Fundamental Subspaces: * Column Space ( $Col A$ ): Span of the columns of $A$ . * Null Space ( $Nul A$ ): Set of all solutions to $A\mathbf{x} = \mathbf{0}$ .
Basis: A linearly independent set in a subspace that spans it. * Basis for $Col A$ : Use the pivot columns of the original matrix. * Basis for $Nul A$ : Use the vectors from the parametric solution of $A\mathbf{x} = \mathbf{0}$ .
Dimension ( $dim$ ): The number of vectors in a basis.
Rank: $rank(A) = dim(Col A)$ .
Rank Theorem: $rank(A) + dim(Nul A) = n$ (number of columns).

Determinants

Determinant ( $det A$ ): Computed via cofactor expansion along any row or column. * $C_{ij} = (-1)^{i+j} det(A_{ij})$ . * Triangular matrices: Determinant is the product of diagonal entries.
Properties and Operations: * Row swap: Changes sign ( $-det A$ ). * Row scaling by $k$ : Scales determinant by $k$ . * Row addition: Does not change the determinant. * $det(AB) = det(A) det(B)$ . * $det(A^T) = det(A)$ .
Geometric interpretation: In $\mathbb{R}^2$ , $|det A|$ is the area of a parallelogram. In $\mathbb{R}^3$ , $|det A|$ is the volume of a parallelepiped.

Markov Chains

Stochastic Matrix: A square matrix whose columns are probability vectors (entries are $\ge 0$ and sum to 1).
Steady-State Vector: A probability vector $\mathbf{q}$ such that $P\mathbf{q} = \mathbf{q}$ .
Regular Stochastic Matrix: There exists some power $P^k$ where all entries are strictly positive. * Convergence Theorem: If $P$ is regular, there is a unique steady-state vector $\mathbf{q}$ , and for any initial $\mathbf{x_0}$ , the sequence $P^n\mathbf{x_0}$ converges to $\mathbf{q}$ .
Google PageRank: Uses a Google Matrix $G = pP^* + (1-p)K$ , where $p$ is a damping factor (typically $0.85$ ) and $K$ has every entry equal to $1/n$ .
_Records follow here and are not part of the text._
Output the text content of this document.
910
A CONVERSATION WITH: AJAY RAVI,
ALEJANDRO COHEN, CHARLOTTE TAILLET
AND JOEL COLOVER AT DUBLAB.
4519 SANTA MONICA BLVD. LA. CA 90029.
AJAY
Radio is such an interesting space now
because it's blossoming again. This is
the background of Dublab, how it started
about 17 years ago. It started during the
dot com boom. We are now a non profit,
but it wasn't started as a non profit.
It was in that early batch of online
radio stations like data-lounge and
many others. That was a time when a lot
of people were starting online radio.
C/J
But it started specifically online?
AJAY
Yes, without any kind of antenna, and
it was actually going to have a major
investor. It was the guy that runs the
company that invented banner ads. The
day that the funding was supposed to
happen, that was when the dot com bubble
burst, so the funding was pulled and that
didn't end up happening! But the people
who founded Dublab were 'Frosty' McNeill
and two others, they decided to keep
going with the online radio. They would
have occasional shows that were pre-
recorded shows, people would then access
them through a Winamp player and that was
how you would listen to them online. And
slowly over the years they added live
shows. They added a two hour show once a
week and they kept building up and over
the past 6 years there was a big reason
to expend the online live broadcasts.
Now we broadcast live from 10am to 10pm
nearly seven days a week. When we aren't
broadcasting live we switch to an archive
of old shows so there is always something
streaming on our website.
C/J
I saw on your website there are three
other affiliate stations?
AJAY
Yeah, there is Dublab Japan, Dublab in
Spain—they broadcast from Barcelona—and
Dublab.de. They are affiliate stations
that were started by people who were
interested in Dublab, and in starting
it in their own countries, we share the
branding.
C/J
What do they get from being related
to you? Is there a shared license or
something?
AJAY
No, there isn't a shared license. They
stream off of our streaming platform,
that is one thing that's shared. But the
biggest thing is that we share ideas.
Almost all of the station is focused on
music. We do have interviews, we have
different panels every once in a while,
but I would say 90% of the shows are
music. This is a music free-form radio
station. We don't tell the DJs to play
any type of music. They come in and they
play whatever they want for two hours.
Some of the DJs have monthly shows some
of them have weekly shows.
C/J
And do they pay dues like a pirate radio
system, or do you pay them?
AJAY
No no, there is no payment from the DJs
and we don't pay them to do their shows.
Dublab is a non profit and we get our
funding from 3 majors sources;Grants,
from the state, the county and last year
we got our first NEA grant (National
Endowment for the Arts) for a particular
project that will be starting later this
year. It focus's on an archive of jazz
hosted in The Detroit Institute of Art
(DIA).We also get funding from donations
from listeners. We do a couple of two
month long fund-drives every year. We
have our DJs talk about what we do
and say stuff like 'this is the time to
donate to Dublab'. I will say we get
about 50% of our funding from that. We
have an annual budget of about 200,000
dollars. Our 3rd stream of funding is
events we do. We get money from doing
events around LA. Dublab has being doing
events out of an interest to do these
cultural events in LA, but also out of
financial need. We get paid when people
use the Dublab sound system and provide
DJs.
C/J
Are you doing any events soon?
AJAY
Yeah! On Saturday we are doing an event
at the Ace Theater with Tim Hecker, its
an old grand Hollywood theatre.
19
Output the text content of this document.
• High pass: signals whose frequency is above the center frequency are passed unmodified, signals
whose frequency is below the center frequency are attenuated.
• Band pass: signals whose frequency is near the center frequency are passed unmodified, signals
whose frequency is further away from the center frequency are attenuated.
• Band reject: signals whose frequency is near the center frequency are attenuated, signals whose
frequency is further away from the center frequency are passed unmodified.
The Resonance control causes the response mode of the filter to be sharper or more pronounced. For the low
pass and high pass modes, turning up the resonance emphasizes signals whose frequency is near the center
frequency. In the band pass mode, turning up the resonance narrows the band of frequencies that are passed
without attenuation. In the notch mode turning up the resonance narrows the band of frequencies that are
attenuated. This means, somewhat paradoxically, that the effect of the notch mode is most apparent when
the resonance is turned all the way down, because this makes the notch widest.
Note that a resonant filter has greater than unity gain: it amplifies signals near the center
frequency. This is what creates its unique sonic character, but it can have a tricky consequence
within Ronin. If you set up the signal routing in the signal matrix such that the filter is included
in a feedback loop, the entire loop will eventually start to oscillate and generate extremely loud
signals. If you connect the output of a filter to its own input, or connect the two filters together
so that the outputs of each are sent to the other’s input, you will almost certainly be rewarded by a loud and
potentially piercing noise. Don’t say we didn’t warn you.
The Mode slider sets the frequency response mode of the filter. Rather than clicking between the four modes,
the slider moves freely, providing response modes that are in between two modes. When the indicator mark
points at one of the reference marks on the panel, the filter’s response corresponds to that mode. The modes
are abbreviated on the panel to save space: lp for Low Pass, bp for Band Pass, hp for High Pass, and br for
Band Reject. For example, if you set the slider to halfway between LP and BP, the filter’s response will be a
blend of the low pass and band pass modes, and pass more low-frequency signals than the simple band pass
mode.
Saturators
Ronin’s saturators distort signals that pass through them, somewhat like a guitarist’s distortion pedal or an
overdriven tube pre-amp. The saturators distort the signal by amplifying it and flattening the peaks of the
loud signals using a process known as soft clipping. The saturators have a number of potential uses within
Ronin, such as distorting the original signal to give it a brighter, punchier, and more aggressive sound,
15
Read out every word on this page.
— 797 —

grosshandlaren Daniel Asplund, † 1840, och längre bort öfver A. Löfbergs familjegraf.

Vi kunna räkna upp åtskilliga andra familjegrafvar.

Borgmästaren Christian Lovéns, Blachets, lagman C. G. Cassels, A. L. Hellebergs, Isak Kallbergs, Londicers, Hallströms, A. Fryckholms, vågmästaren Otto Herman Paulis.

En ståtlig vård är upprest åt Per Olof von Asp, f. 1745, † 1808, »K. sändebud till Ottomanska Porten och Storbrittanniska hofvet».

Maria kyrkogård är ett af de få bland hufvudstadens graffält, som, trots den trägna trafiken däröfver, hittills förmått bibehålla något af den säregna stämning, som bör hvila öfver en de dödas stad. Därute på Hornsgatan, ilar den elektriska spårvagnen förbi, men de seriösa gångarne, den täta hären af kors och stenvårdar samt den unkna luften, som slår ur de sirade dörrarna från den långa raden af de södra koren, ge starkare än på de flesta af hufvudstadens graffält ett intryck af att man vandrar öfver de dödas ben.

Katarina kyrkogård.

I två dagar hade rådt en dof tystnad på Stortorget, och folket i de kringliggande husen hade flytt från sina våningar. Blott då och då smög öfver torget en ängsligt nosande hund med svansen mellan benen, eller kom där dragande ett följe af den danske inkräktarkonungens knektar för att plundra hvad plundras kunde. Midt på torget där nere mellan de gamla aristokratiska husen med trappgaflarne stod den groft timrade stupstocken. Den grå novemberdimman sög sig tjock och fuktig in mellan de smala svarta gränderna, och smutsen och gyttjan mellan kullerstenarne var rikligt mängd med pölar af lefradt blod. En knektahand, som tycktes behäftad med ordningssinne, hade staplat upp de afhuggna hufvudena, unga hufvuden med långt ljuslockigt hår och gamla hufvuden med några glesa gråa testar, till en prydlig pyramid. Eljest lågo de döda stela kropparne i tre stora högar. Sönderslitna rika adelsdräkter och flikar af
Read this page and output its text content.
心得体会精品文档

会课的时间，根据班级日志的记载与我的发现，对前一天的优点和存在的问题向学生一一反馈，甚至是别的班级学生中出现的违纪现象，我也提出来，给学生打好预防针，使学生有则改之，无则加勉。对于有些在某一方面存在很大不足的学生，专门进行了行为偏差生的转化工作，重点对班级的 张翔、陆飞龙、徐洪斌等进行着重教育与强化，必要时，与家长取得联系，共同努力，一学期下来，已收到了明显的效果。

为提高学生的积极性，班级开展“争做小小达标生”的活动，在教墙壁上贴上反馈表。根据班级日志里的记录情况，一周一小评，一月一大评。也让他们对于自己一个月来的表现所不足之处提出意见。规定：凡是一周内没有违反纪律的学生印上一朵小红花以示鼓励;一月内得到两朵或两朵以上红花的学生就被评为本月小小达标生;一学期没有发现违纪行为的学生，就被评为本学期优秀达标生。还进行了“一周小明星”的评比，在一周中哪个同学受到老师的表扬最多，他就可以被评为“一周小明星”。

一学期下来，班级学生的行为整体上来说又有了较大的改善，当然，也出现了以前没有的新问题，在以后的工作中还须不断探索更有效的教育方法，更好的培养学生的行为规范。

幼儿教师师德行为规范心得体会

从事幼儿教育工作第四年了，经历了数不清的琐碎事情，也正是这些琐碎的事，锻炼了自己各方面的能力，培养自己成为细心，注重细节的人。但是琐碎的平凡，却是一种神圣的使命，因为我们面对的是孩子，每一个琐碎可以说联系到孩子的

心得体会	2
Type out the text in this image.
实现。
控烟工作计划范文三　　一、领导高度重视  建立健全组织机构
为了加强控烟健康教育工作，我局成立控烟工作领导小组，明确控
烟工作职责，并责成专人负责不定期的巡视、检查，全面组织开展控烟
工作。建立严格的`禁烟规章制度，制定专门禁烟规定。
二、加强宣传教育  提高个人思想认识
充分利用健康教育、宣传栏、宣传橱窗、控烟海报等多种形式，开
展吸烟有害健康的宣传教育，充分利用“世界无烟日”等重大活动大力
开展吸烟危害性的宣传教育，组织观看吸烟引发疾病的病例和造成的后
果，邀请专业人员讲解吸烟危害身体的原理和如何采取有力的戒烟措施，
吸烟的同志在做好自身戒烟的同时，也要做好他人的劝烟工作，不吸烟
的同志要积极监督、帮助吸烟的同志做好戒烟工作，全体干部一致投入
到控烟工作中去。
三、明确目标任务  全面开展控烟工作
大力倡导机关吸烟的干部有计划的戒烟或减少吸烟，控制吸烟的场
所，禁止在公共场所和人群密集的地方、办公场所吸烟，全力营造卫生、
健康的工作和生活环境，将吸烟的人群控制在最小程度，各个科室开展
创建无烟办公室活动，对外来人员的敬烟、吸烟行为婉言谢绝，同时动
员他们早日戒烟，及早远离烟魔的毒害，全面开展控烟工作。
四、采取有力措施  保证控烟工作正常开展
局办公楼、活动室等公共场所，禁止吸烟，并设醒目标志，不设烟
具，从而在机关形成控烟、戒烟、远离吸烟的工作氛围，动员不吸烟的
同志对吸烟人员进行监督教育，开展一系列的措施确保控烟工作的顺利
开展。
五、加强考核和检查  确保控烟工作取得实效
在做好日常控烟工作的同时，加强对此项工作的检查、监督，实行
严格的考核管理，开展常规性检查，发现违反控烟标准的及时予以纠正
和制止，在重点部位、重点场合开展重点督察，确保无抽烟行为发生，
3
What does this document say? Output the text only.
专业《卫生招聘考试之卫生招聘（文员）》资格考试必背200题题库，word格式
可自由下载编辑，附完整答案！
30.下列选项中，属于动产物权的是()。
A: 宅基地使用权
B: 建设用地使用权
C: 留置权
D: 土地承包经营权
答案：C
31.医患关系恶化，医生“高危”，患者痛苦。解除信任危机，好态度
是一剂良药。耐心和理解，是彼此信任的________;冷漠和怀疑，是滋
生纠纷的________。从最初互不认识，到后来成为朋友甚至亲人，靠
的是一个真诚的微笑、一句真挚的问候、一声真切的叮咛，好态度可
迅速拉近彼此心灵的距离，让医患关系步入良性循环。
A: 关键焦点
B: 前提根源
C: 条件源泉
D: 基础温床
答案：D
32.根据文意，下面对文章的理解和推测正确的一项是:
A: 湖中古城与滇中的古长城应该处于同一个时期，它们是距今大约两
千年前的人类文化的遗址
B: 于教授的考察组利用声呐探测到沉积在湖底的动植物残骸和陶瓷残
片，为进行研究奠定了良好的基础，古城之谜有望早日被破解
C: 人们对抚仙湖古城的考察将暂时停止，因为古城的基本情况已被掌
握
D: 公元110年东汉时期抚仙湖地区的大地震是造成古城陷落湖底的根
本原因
Eigenvalues and Eigenvectors

Definitions: If $A\mathbf{v} = \lambda \mathbf{v}$ for $\mathbf{v} \neq \mathbf{0}$ , $\mathbf{v}$ is an eigenvector and $\lambda$ is an eigenvalue.
Characteristic Equation: $det(A - \lambda I) = 0$ . The roots are the eigenvalues.
Multiplicity: * Algebraic Multiplicity: The count of an eigenvalue as a root of the characteristic polynomial. * Geometric Multiplicity: The dimension of the eigenspace ( $dim(Nul(A - \lambda I))$ ).
Diagonalization: $A = PDP^{-1}$ where $D$ is a diagonal matrix of eigenvalues and $P$ is a matrix of corresponding eigenvectors. A matrix is diagonalizable if and only if it has $n$ linearly independent eigenvectors.
Complex Eigenvalues: Occur in conjugate pairs. For a $2 \times 2$ rotation-dilation matrix $C = \begin{pmatrix} a & -b \\ b & a \end{pmatrix}$ , eigenvalues are $a \pm bi$ , corresponding to a scaling of factor $r = \sqrt{a^2 + b^2}$ and rotation by $\phi = \tan^{-1}(b/a)$ .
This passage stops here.